In a letter to shareholders, CEO Mary Barra highlighted the success of GM’s gas-powered trucks and SUVs while announcing plans for the launch of eight new or redesigned models in North America. She emphasized the company’s commitment to scaling production of the electric Chevrolet Equinox, stating that despite optimism about electric vehicles (EVs), GM is dedicated to disciplined volume growth.
Earlier this month, Barra acknowledged that GM would not meet its goal of producing 1 million electric vehicles in North America by the end of 2025, citing a market slowdown. The company has mentioned its flexibility to “build to demand,” although EV sales reported growth in the last quarter.
Barra also announced that Cruise, GM’s autonomous vehicle unit, will abandon its Origin vehicle design after having to retract operations due to an incident last October. The unit will focus on utilizing the next-generation Chevrolet Bolt during testing in Texas and Arizona. GM incurred a $600 million charge related to the halt in the Origin’s production in Detroit.
During a call with analysts, Barra indicated that using the Bolt could address regulatory concerns regarding the unique design of the Origin, such as its omission of a steering wheel. She stated that this shift would reduce costs per unit and better allocate resources.

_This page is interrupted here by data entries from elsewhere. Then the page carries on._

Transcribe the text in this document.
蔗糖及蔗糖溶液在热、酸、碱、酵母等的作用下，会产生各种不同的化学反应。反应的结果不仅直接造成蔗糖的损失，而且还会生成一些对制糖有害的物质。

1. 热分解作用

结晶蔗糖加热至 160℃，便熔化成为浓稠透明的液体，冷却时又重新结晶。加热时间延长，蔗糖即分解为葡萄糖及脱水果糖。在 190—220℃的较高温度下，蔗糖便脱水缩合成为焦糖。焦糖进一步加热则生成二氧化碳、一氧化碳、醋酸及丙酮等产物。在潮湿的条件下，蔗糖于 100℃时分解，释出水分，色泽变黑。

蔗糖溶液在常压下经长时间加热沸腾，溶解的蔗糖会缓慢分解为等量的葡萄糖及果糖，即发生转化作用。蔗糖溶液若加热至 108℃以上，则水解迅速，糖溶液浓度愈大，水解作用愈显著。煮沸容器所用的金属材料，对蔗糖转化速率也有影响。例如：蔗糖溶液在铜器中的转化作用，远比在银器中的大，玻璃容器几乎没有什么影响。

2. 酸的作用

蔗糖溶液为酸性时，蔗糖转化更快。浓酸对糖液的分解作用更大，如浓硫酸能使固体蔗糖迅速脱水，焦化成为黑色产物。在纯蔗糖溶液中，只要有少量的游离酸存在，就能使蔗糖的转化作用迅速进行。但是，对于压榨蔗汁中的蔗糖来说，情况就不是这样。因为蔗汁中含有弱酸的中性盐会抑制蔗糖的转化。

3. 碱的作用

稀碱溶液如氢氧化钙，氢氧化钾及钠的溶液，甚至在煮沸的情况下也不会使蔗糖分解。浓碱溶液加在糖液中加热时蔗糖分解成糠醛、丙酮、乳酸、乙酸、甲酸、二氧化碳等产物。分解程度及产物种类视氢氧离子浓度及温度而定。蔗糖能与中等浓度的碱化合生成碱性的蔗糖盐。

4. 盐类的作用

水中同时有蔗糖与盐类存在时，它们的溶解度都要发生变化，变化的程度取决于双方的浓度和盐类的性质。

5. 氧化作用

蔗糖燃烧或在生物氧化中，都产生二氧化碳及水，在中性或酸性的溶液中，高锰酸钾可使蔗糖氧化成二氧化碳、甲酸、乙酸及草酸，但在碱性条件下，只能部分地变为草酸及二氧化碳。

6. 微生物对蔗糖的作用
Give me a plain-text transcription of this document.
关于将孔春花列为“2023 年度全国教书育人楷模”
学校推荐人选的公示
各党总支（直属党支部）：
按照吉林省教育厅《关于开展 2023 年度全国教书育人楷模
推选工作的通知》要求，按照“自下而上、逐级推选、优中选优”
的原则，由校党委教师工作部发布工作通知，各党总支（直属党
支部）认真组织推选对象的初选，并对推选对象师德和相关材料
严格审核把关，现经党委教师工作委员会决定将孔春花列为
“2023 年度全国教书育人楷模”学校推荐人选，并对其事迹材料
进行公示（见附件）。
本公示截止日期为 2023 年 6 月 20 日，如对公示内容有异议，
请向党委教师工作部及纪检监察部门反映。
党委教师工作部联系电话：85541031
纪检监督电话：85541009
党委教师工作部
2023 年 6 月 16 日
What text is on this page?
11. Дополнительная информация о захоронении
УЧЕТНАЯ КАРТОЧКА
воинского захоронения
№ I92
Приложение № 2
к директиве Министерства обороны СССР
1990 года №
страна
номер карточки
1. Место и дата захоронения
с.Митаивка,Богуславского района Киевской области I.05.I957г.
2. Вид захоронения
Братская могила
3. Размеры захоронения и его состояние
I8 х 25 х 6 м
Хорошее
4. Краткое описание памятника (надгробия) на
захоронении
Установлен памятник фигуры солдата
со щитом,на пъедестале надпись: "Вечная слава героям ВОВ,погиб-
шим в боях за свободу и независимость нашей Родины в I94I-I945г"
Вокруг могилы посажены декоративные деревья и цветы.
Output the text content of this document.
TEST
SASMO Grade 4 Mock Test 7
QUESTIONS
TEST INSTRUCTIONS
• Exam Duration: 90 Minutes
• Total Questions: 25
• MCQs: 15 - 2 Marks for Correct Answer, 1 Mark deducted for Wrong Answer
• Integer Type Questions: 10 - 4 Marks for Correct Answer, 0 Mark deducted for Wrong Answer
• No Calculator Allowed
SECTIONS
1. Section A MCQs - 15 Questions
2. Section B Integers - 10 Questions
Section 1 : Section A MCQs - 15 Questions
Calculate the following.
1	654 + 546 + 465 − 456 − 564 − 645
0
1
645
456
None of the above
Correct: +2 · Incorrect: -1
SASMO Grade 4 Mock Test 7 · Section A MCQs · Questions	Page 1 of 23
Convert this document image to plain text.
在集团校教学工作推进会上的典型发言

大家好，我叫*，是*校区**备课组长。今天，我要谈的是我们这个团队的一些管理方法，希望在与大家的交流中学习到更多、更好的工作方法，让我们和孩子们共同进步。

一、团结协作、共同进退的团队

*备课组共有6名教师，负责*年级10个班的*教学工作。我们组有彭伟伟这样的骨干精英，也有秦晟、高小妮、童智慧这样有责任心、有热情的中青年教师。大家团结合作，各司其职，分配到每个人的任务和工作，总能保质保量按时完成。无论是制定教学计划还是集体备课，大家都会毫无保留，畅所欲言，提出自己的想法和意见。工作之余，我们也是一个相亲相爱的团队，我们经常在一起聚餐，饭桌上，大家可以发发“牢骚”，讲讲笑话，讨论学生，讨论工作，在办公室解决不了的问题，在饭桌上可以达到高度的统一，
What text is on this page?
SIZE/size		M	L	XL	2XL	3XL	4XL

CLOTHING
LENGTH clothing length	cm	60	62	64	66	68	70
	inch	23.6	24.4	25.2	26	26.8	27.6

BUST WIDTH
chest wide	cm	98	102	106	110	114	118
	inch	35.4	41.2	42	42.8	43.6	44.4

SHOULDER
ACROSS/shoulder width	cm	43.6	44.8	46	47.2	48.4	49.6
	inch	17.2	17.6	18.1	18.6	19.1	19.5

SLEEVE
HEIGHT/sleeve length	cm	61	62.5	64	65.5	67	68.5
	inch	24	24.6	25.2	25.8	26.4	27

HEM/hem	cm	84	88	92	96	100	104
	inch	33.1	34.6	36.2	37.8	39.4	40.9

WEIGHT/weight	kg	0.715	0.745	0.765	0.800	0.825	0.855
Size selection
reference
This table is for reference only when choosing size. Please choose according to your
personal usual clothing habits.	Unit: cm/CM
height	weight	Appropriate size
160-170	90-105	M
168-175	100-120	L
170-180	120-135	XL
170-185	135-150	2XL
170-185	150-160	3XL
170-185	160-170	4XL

Despite these challenges, Barra reiterated GM’s commitment to transforming mobility through autonomous technologies, expressing confidence that each mile and simulation leads the company closer to its goals. Additionally, GM is working to restructure its joint venture with SAIC Motor in China, which has faced ongoing losses, reporting a $104 million loss in the second quarter alone. In June, SAIC-GM significantly reduced production by 70%, delivering 26,000 vehicles, a 50% decrease from the previous year.